Controversies have undermined Shatter, says Wallace

Independent deputy claims public inquiry required to restore confidence in policing

 Independent deputy Mick Wallace who said the damage to the Minister for Justice’s standing has also hurt the credibility of the Government. Photograph: David Sleator/The Irish Times

Independent deputy Mick Wallace who said the damage to the Minister for Justice’s standing has also hurt the credibility of the Government. Photograph: David Sleator/The Irish Times

Sat, Mar 1, 2014, 14:55

Minister for Justice Alan Shatter has been damaged by policing controversies over the last 18 months and the Taoiseach must make a decision over his Minister’s future, Mick Wallace said today.

The Independent TD said Mr Kenny “had to make a call” about continuing to support Mr Shatter in the wake of the GSOC and penalty points controversies.

Mr Wallace outlined to RTÉ Radio how he saw Mr Kenny’s dilemma.

“It’s a big call for him, but whether he likes it or not the Minister for Justice has been damaged in the last 18 months. His credibility is not what it was.”

Mr Wallace said the diminished standing of the Minister for Justice was impacting on the credibility of the Government.

“ The credibility of the coalition Government is damaged as well,” he said on the Marian Finucane programme.

“Because they said they were going to do things different. The people don’t actually thing they are doing anything different. They promised something different in the election and if they carried this on to the next election they are not really going to be able to say that they are different from the guys we had before.”

Referring to public attitudes at the last election, Mr Wallace said: “There had been so much talk of people wanting new politics, they wanted transparency and they wanted accountability.

“ They didn’t want things done in the old way. Fine Gael and Labour promised to be different. They are not any different. We had an election three years ago but nothing really changed. Things have gone on much as they always did.”

He said that a range of inquiries established in the wake of the GSOC affair was “half-baked”.

Judge Cooke is not being given judicial powers,” Mr Wallace said. “I’m sure the judge is a good man but give him the proper powers. Why isn’t he using the Commission of Investigations Act 2004 to give him the powers he requires.
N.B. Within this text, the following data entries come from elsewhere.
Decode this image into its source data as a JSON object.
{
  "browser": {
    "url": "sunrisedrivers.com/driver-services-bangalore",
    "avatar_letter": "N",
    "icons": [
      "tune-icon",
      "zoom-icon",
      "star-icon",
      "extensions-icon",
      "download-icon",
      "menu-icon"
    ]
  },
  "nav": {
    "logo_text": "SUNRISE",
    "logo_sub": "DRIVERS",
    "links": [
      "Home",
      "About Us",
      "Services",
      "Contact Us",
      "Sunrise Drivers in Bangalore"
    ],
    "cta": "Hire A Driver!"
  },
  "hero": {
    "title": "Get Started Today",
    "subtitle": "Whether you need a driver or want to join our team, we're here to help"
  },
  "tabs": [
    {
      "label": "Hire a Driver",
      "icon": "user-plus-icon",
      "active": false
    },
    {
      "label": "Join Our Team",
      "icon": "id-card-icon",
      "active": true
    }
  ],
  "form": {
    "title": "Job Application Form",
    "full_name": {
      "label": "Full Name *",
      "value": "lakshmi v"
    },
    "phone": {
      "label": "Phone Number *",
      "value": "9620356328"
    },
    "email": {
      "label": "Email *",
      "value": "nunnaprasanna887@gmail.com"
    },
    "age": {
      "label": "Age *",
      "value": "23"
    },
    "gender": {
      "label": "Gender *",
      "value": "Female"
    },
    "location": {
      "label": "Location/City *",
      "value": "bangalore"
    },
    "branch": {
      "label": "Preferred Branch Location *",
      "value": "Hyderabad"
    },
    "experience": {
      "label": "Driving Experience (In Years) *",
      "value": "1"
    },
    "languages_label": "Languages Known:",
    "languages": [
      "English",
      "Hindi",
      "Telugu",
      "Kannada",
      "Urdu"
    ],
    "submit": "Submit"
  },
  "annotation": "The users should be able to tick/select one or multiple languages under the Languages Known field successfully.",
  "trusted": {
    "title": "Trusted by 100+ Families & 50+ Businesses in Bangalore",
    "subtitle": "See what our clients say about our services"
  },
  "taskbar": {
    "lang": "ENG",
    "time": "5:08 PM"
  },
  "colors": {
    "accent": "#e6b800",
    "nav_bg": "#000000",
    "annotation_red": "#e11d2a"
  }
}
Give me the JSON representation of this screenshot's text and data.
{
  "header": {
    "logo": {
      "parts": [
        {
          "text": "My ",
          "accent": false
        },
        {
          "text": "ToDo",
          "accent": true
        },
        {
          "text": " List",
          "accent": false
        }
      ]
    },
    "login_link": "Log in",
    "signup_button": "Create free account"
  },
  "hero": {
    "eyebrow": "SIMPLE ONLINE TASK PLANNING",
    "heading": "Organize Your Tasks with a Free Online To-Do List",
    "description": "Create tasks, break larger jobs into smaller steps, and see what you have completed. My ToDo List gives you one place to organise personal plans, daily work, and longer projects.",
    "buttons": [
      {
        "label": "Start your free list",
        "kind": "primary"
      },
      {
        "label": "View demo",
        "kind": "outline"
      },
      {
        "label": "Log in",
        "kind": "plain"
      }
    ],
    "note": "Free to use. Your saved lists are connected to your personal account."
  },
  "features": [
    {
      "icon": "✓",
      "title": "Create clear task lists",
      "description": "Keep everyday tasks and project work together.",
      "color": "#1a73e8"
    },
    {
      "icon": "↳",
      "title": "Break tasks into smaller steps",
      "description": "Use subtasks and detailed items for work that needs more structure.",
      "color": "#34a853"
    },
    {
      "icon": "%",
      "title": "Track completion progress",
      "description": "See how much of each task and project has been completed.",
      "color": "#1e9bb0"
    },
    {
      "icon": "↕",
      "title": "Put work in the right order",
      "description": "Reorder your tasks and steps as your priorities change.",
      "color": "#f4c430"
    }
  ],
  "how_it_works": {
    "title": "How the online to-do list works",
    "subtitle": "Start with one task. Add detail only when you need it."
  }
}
It is unfair to the judge to put him in that position.”

In terms of accountability, Mr Wallace said “things are better than they were” but he add: “Confidence and trust [in the Garda] will not be restored until we have an independent public inquiry.”

He continued: “In the last 18 months trust and confidence in our police force has diminished, not increased. We are recommending that things be done properly, we are recommending that an independent policing board. We need a buffer between the Minister and the Commissioner.”

Mr Shatter, he alleged, “is not protecting the Garda force but only the Garda Commissioner” who, he claimed “had performed abysmally”.